Fourth industrial revolution is here, claims ARC Laureate Fellow

World-leading IT expert, Professor Svetha Venkatesh, is using pattern recognition and machine learning to explore frontiers in medicine, materials, mental health and many other sectors.

Most of us don’t know the term yet, but the world is on the cusp of a fourth industrial revolution, claims Deakin University’s new Australian Research Council (ARC) Laureate Fellow, Professor Svetha Venkatesh.

Coined by the founder of the World Economic Forum, Professor Klaus Schwab, and the theme of the Forum’s 2016 annual meeting, this revolution is characterised by the embedding of technology within societies – and our bodies.

It is being driven by a new phase of technological breakthroughs in fields such as robotics, artificial intelligence, nanotechnology, quantum computing and biotechnology. It offers huge potential for areas such as health, communication, business, environmental protection, security and conflict resolution, amongst many others.
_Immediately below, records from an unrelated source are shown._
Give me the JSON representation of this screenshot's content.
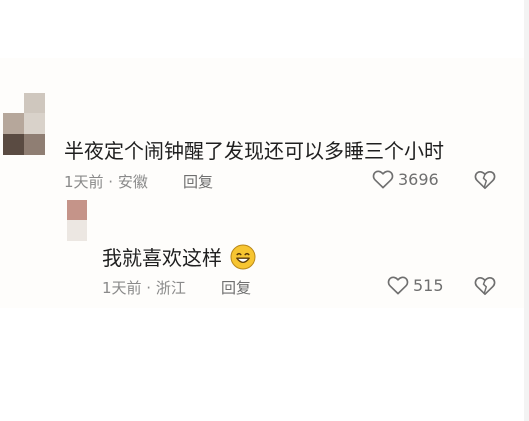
{
  "comments": [
    {
      "text": "半夜定个闹钟醒了发现还可以多睡三个小时",
      "time_location": "1天前 · 安徽",
      "reply_label": "回复",
      "likes": "3696"
    }
  ],
  "replies": [
    {
      "text": "我就喜欢这样",
      "emoji": "grinning-face-emoji",
      "time_location": "1天前 · 浙江",
      "reply_label": "回复",
      "likes": "515"
    }
  ],
  "icons": {
    "like": "heart-outline-icon",
    "dislike": "broken-heart-icon"
  },
  "colors": {
    "text": "#1f1f1f",
    "meta": "#8a8a8a",
    "icon": "#6f6f6f",
    "emoji_face": "#f7c531"
  }
}
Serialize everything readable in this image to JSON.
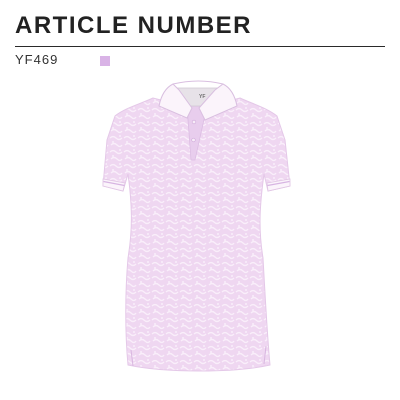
{
  "header": {
    "title": "ARTICLE NUMBER"
  },
  "product": {
    "code": "YF469",
    "collar_tag": "YF",
    "swatch_color": "#d9b3e6",
    "shirt_color": "#efd7f1",
    "pattern_color": "#f9eefa",
    "trim_color": "#fbf4fb",
    "stripe_color": "#d7b5e2",
    "inner_collar_color": "#e7e2e8",
    "icon": "polo-shirt-icon"
  }
}
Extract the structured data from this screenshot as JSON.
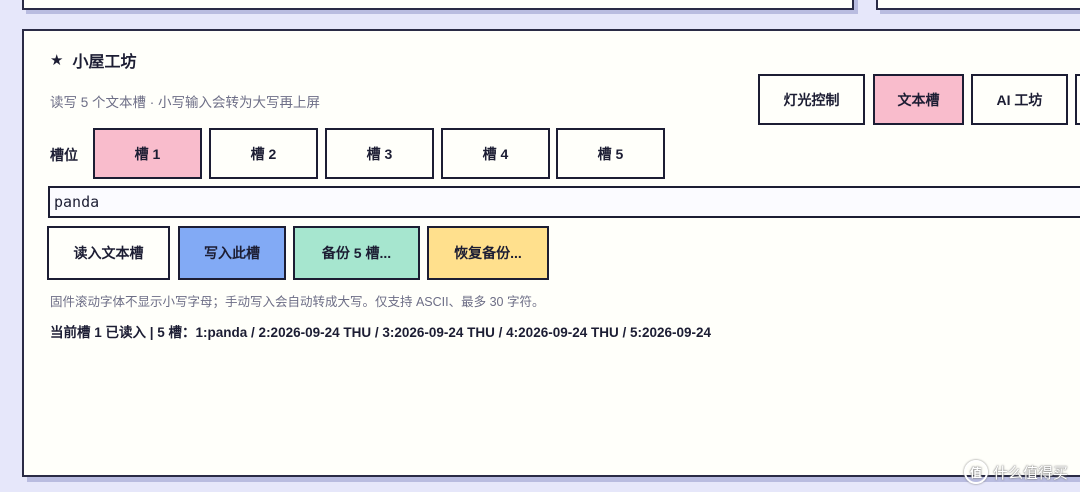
{
  "panel": {
    "title": "小屋工坊",
    "title_icon": "star-icon",
    "subtitle": "读写 5 个文本槽 · 小写输入会转为大写再上屏"
  },
  "nav": {
    "items": [
      {
        "label": "灯光控制",
        "active": false
      },
      {
        "label": "文本槽",
        "active": true
      },
      {
        "label": "AI 工坊",
        "active": false
      }
    ]
  },
  "slots": {
    "label": "槽位",
    "items": [
      {
        "label": "槽 1",
        "active": true
      },
      {
        "label": "槽 2",
        "active": false
      },
      {
        "label": "槽 3",
        "active": false
      },
      {
        "label": "槽 4",
        "active": false
      },
      {
        "label": "槽 5",
        "active": false
      }
    ]
  },
  "input": {
    "value": "panda"
  },
  "actions": {
    "read_label": "读入文本槽",
    "write_label": "写入此槽",
    "backup_label": "备份 5 槽...",
    "restore_label": "恢复备份..."
  },
  "note": "固件滚动字体不显示小写字母；手动写入会自动转成大写。仅支持 ASCII、最多 30 字符。",
  "status": "当前槽 1 已读入  |  5 槽：1:panda / 2:2026-09-24 THU / 3:2026-09-24 THU / 4:2026-09-24 THU / 5:2026-09-24",
  "watermark": {
    "glyph": "值",
    "text": "什么值得买"
  },
  "colors": {
    "active_pink": "#f9bccc",
    "write_blue": "#82aaf5",
    "backup_green": "#a6e6cf",
    "restore_yellow": "#ffe08d",
    "border": "#1c1d33",
    "page_bg": "#e6e7fa",
    "card_bg": "#fffffa"
  }
}
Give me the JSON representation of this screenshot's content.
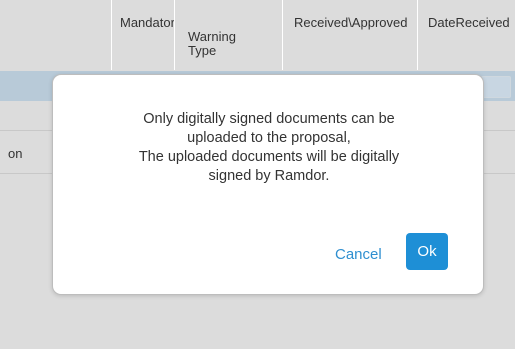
{
  "table": {
    "columns": [
      "Mandatory",
      "Warning\nType",
      "Received\\Approved",
      "DateReceived"
    ],
    "row_cell_fragment": "on"
  },
  "dialog": {
    "lines": [
      "Only digitally signed documents can be",
      "uploaded to the proposal,",
      "The uploaded documents will be digitally",
      "signed by Ramdor."
    ],
    "cancel_label": "Cancel",
    "ok_label": "Ok"
  },
  "colors": {
    "backdrop": "#dcdcdc",
    "filter_row": "#b8cad8",
    "accent": "#1e8fd6"
  }
}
Professor Venkatesh is the Director of Deakin’s Centre for Pattern Recognition and Data Analytics (PRaDA). She is Deakin’s third ARC Laureate Fellow, joining Deputy Vice-Chancellor Research Professor Peter Hodgson and Professor Maria Forsyth as recipients of the ARC’s highest honour.

The Fellowship provides five years of research funding for Professor Venkatesh and her team. An additional 18 researchers (including around seven PhD students) are expected to join the current team of 28 over the next 12 months. Dr Santu Rana and Dr Sunil Gupta from PRaDA are excited to lead technical teams in this multidisciplinary endeavour.

Professor Venkatesh is optimistic the team will help to establish Australia as a leader in innovation-led productivity through the fourth industrial revolution.

“The Fellowship means we can concentrate on long-term research,” she said. “It will provide real value – allowing us to undertake significant scientific and translational research. We will be seeking to advance both the theory and practice of pattern recognition through machine learning algorithms.”

She noted that the technology will disrupt current experimental methods and provide a new framework to guide humans through experimental complexity.

“The most significant role of this technology will be its potential to transform the way complex experimental explorations can be done. That will turbocharge innovation in many different fields,” she said.

Instead of using traditional trial and error processes, she explained, pattern analysis puts a human and an algorithm in the loop together. The algorithm acts as a guiding agent, allowing the researcher to test options faster and with much greater depth than would have been possible only a few years ago.

Among her many achievements with her team, Professor Venkatesh is most proud of the Toby Playpad, an early intervention program that uses machine learning to provide personalised teaching for children with autism. It is currently being used by over 8000 children around the world.

Her research has led to two start-ups, including the award-winning iCetana, which uses video analytics to detect potential security threats in large data sets and is now also in use around the world.

Professor Venkatesh believes that health is one sector likely to see huge advances over the coming decade. Earlier this year, PRaDA signed a partnership agreement with the Garvan Institute to accelerate precision medicine, where individual information, including genetic information, will guide an individual’s healthcare.

Her team has also developed iHosp, software that allows hospital administrators and clinicians to see at a glance what’s happening in their hospital, on the ward or to their patients, and is working with the Black Dog Institute to identify signs of depression in volunteers by monitoring social media.

A number of new projects are in the pipeline. These include a collaboration with a team from the Institute for Frontier Materials (IFM), led by Professor Matthew Barnett, to develop a new class of high entropy alloys – using algorithms to predict the best alloy composition and heat treatment processes. This is a $1 million project, funded by the Australia-India Strategic Research Foundation, which has the potential to position Australia and India in the multimillion dollar high performance alloy market.

Her team is also working with IFM Senior Research Fellow Dr Alessandra Sutti investigating new applications for short polymer fibres. A production process that has been patented by Deakin and commercial partner Hei Q Australia allows large scale production of these unique fibres and has enormous commercial potential.

Prof Venkatesh is also second Chief Investigator in the newly-announced ARC Research Hub for Digital Enhanced Living, led by Pro Vice-Chancellor ICT Innovation and Translation, Professor John Grundy. The Hub will develop world-leading technologies that improve life for people who are elderly or disabled, through software, social media portals, sensors or data integration. It involves 12 partner organisations or industry collaborators, and four Australian and six international Higher Education providers.

“I don’t know where all these projects will take us,” noted Professor Venkatesh. “I’m not a metallurgist or a medical researcher. At PRaDA, we come up with the algorithms. We have always been interdisciplinary, looking at real problems to find solutions with experimenters.

“I chose to study computing because I liked physics and I liked adventure. We don’t know exactly where we’re going. We are merely explorers.”